Because of these envisaged growth targets, APTMA has informed the government that more than 100 new textile units are being set up across Pakistan and the investment of $ 5 billion in the textile industry after 13 years due to regional energy price for the entire value chain. However, it requested the government ensure the uninterrupted supply of RLNG for power stations so that intermittent flow in the pipeline remains regular. As a result, 500,000 fresh employment opportunities are to be created.

APTMA advocates that regional competitive energy Tariffs of 9 cents/KwH for electricity and $ 6.5/MMBtu for gas/RLNG across the entire textile value chains are critical to achieving $21 billion exports in FY22 as 85% of production is exported. In contrast, only 10% of units are vertically integrated, completing a set target of $ 25 billion in FY23.

The government’s incentives to the textile sector, including a reduction in gas prices for export-oriented sectors, rebates for exporters, lower financing rate on LTFF (Long term financing facility), and export refinance scheme, provided support in these crucial times. Both non-value added and value-added segments showed double-digit growth on a YoY basis (1QFY22). Cotton Yarn remained in demand as sales increased by 69% YoY to $289 million compared to $170 million earlier.

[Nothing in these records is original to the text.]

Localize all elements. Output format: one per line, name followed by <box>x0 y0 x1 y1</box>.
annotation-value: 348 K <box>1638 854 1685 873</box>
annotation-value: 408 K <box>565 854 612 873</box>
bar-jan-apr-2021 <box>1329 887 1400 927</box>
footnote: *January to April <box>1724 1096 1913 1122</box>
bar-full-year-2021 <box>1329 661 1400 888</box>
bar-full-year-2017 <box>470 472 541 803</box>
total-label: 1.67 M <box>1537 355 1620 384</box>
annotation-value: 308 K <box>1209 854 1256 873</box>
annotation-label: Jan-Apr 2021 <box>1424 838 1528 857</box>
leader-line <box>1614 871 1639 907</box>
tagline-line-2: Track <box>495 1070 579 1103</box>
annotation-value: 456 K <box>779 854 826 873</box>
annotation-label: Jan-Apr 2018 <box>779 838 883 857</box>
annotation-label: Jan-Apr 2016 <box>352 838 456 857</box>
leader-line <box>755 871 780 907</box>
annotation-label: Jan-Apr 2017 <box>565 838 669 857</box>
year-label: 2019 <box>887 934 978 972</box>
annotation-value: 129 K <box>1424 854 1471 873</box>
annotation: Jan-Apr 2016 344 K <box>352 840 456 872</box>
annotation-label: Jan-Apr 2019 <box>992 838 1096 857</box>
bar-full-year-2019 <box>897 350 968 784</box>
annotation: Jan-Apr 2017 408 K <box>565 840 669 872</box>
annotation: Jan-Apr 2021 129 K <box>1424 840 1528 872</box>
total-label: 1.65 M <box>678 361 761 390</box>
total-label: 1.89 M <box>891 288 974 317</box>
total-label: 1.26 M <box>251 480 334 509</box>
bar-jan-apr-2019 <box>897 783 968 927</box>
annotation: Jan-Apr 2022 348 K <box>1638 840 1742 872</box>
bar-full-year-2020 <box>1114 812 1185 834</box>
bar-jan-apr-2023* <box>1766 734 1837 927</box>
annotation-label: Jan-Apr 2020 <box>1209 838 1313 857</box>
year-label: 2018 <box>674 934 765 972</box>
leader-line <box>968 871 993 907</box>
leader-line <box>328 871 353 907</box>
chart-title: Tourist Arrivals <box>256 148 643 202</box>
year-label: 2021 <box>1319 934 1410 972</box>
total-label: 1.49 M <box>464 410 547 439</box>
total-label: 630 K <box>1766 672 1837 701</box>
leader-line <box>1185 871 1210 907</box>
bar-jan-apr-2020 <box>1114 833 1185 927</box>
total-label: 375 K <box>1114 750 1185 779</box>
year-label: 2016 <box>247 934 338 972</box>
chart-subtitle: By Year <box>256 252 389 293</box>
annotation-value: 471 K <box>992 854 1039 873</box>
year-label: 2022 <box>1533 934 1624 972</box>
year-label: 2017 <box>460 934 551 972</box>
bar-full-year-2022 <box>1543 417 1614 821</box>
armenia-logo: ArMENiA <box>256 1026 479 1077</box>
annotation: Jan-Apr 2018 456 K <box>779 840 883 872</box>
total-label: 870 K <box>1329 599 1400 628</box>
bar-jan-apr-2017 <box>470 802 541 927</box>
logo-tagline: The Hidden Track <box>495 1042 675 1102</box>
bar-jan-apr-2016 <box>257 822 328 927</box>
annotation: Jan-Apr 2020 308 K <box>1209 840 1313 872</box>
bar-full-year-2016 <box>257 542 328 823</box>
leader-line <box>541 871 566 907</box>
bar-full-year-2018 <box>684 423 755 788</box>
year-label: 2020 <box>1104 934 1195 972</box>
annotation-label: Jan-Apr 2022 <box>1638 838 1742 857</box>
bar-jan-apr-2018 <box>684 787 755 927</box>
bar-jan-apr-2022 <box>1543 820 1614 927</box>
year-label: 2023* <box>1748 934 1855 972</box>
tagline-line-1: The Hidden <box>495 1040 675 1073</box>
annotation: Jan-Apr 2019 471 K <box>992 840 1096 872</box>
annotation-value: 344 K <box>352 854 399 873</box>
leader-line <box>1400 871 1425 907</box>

We hope the government will continue rationalising imports tariffs on raw materials and power subsidies. Experts believe that the demand for Pakistan’s textile exports will likely remain strong due to the continued rerouting of orders out of China and other regional Asian countries. The capital investments by various textile exporters is an indication of solid order flows, while the recent PKR depreciation also enhances exports’ competitiveness. We firmly believe that all these factors will increase our exports and ease pressure on the trade deficit.